As a recording artist under contract to Columbia Records, Michele recorded numerous albums including "A Taste of the Fantastic," which became a hit, as did her single, "L. David Sloane." Between movie and television appearances, she mounted a night club act, performing at the famed Persian Room in New York and The Sands Hotel (at the height of its popularity) in Las Vegas.
"THE LOVE BUG STAR" BECOMES A MOTHER
In 1969, Michele starred in Disney's "The Love Bug" opposite Dean Jones and gave a stellar performance in Carl Reiner's cult classic film "The Comic," starring with Dick Van Dyke and Mickey Rooney. It was also the year Michele and James Farentino -- married in 1966 -- became parents of David Farentino. (Michele and Jim were divorced in 1981.)
Michele returned to Broadway in 1973 as the star of Michael Bennett's hit musical "Seesaw," based on William Gibson's play "Two for the Seesaw." Ken Howard and Tommy Tune also starred. Clive Barnes wrote in the N.Y. Times: "Miss Lee proved a delicious mixture of tough and vulnerable, with a show-biz passion that was absolutely exultant." New York Magazine's John Simon said: "She sings, moves, acts, and radiates like a true pentathlon champion, deserving five-fold accolades."
TIME's T.E. Kalem reported: "Apart from her notable acting strength, the sheer likability of Michele Lee is infectious." Mort Young of Hearst Newspapers wrote: "After the opening performance, someone should have pinned a silver star on Michele Lee's dressing room door, planted a kiss on her cheek and handed her the keys to the city." Her performance in "Seesaw" earned her the Drama Desk Award, the Outer Circle Critics Award and a Tony nomination for Best Performance by a Leading Actress in a Musical.
Michele is a boundlessly enthusiastic person who can always find the lighter side of most situations. She has lived in the same house for over 25 years. Much of her time and talent are devoted to community endeavors. Michele co-founded The Entertainment Industries Council in the early '80's to help deglamorize and dehumorize the deception of alcohol and drug use in the movies and television. She is also a member of the Artists Committee of the John F. Kennedy Center for the Performing Arts.
Michele cherishes her career, but family comes first and her friendships run deep and are lasting. Her best friend in high school is her closest friend today. A photography buff, she has collected albums of her own work, reflecting the growth and change of generations of family and friends. Her home is always the setting for gatherings and holiday celebrations. Michele says that "relationships change, but rarely end." In fact, she and Jim Farentino have remained good friends. Their collaboration in "When No One Would Listen" was hailed by the Los Angeles Times as "arguably the best performances of their careers in one of the year's strongest TV Movies."

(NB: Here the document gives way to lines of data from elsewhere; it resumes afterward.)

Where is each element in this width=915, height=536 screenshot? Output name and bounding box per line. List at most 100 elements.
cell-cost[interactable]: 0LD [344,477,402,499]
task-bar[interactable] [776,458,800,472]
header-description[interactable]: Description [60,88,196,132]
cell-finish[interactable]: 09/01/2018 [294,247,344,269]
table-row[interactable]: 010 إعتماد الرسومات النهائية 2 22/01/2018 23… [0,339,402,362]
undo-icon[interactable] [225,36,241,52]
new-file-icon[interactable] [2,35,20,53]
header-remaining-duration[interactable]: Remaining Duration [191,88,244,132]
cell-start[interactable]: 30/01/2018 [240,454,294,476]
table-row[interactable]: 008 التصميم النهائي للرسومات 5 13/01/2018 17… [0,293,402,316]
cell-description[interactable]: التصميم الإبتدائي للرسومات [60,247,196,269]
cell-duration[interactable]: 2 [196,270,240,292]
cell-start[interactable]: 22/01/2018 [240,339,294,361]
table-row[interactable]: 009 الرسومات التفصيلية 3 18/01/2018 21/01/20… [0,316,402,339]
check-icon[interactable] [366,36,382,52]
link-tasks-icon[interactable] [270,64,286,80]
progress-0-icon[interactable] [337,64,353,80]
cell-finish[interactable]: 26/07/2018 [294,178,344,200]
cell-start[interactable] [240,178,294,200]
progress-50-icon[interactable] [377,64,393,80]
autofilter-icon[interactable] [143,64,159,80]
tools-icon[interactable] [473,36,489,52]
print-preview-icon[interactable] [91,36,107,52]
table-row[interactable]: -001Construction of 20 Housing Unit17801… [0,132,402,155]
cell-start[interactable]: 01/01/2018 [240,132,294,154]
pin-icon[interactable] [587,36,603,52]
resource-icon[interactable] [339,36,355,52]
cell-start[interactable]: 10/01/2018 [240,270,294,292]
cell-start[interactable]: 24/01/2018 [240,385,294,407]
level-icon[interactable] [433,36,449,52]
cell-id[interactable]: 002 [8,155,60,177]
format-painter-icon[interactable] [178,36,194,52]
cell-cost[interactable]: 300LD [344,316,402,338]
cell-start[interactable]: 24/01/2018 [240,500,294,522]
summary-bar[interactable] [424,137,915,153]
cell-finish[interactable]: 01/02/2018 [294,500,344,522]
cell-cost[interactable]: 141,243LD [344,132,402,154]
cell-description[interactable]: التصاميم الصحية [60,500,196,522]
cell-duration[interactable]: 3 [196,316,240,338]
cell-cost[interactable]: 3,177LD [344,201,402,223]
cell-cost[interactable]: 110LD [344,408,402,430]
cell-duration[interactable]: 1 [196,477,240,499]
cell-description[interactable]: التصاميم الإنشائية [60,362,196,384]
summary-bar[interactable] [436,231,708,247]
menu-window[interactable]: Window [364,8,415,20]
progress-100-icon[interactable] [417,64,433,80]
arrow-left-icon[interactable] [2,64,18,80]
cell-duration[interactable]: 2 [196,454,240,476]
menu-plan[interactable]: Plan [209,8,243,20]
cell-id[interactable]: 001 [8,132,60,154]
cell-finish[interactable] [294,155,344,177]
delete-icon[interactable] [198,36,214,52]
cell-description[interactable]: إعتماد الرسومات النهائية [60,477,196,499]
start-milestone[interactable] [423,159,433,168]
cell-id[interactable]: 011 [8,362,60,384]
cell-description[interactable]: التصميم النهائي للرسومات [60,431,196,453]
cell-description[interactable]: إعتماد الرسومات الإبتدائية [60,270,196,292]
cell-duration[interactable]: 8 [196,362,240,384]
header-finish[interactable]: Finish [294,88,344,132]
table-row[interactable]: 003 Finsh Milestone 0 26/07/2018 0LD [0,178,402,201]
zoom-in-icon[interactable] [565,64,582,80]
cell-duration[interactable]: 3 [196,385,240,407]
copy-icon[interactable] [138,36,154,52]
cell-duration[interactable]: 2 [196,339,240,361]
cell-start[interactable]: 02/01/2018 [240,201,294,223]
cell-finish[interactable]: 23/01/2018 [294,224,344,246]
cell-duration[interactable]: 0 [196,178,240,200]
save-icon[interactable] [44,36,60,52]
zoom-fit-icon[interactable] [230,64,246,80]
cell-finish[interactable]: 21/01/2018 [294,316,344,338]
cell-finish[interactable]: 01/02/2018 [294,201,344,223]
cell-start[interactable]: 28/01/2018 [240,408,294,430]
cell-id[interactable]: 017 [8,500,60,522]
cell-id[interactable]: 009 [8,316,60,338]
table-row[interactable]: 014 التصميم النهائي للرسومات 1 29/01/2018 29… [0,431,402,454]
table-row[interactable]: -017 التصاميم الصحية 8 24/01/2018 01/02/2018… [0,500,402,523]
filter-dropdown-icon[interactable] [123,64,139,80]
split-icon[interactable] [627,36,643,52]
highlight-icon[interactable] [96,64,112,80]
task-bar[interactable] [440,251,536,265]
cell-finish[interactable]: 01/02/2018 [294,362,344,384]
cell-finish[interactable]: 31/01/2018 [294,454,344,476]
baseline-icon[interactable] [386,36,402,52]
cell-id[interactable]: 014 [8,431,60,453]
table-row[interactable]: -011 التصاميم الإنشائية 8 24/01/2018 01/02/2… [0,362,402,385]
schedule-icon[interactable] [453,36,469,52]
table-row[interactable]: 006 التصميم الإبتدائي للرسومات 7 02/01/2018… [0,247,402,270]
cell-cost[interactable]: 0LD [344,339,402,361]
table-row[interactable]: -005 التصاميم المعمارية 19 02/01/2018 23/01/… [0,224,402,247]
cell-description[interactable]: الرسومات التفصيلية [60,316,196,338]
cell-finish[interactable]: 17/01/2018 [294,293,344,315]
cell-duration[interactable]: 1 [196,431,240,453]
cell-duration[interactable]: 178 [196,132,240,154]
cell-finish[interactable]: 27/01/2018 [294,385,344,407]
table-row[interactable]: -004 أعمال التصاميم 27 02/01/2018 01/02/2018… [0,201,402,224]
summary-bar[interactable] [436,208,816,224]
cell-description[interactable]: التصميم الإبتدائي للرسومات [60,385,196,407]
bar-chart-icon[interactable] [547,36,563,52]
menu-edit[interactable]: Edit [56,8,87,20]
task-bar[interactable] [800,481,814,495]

On September 27, 1987, Michele married television producer Fred Rappoport. The couple met in New York when Fred filled in for an ailing friend who had a theatre date with Michele. They're been together ever since.
In 2000 Lee returned to Broadway, where she earned rave reviews and a Tony nomination for her role as Lee Green in Charles Busch's The Allergist's Wife. Lee was recently presented a star on the Hollywood Walk of Fame.